The growing proliferation of the advertising boards has led to hazards for pedestrians, claims Liverpool City Council, and from September businesses will be required to obtain a licence, costing £100, if they want to carry on using them. 

The council says that the popularity of A-Boards has seen “hundreds out on the streets at any one time”. 

Up until now, it added, they have been put out without permission or any guidance about where they can be used safely, and have often appeared in locations which caused difficulties for disabled people and people using pushchairs.

Now, it is to allow businesses to put out A-boards, providing they have obtained permission, while ensuring that the pavements are accessible to all pedestrians.
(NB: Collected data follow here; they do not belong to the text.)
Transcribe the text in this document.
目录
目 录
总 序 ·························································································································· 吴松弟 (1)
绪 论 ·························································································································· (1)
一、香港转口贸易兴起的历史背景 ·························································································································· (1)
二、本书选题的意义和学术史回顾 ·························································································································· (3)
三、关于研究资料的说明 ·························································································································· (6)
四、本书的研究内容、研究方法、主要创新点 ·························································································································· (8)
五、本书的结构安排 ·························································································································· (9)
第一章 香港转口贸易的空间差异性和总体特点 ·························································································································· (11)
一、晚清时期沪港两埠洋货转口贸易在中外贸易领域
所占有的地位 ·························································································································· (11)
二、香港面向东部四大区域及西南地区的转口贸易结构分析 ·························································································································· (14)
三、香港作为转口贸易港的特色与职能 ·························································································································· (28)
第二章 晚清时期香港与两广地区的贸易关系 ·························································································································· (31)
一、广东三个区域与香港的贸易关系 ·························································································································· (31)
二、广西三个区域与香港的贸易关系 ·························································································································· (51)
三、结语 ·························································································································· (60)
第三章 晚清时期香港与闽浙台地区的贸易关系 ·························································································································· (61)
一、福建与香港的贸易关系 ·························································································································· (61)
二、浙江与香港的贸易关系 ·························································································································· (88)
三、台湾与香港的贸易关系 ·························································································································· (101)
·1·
The council says the annual fee for this - £50 plus another £50 if you are using council land - will be used to "recoup the costs of managing the process" with Councillor Malcolm Kennedy, cabinet member for regeneration and transport, commenting: “Where else could they get advertising for that amount?"

He added: “We recognise that A-boards are a major form of advertising for many firms, especially small and independent businesses, and we want to support businesses of all types. 

 “But, on the other hand we have to look at the needs of blind and other disabled people and parents pushing children in buggies for whom the boards can be a real hazard.”

One week to go...While we're on the subject, just one week left to buy Bill Drummond's book from News From Nowhere

Mandy de Vere, from News From Nowhere on Bold Street, said that the new rules, which come into force in September, would not apply to the bookshop as its own A-Board sits on the tiling area outside which is within its own premises.

She said: “Of course it makes perfect sense to have regulations about where A-Boards can and can't be placed, especially if they are going to be hazardous to blind people, for example.

"But I can't help but think that there is an element of cynical money-making at work, here.”

'Welcome'

However, Cllr Kennedy insisted: This is not a money-making venture for the council, all the proceeds will allow us to manage the scheme properly. The alternative is to go back to the situation where we just took the boards off the streets and nobody wants to return to those days.”

Meanwhile, Ged Gibbons, Chief Executive of City Central BID, which represents more than 630 businesses in the retail heart of Liverpool city centre, said: ‘’Many businesses will welcome this new, common sense approach to A-boards on our city centre streets.



"These are hard economic times and anything that can support businesses to promote their product to the public has to be welcomed. With footfall so high in the city centre, any form of advertising will be of benefit especially at such an inexpensive rate.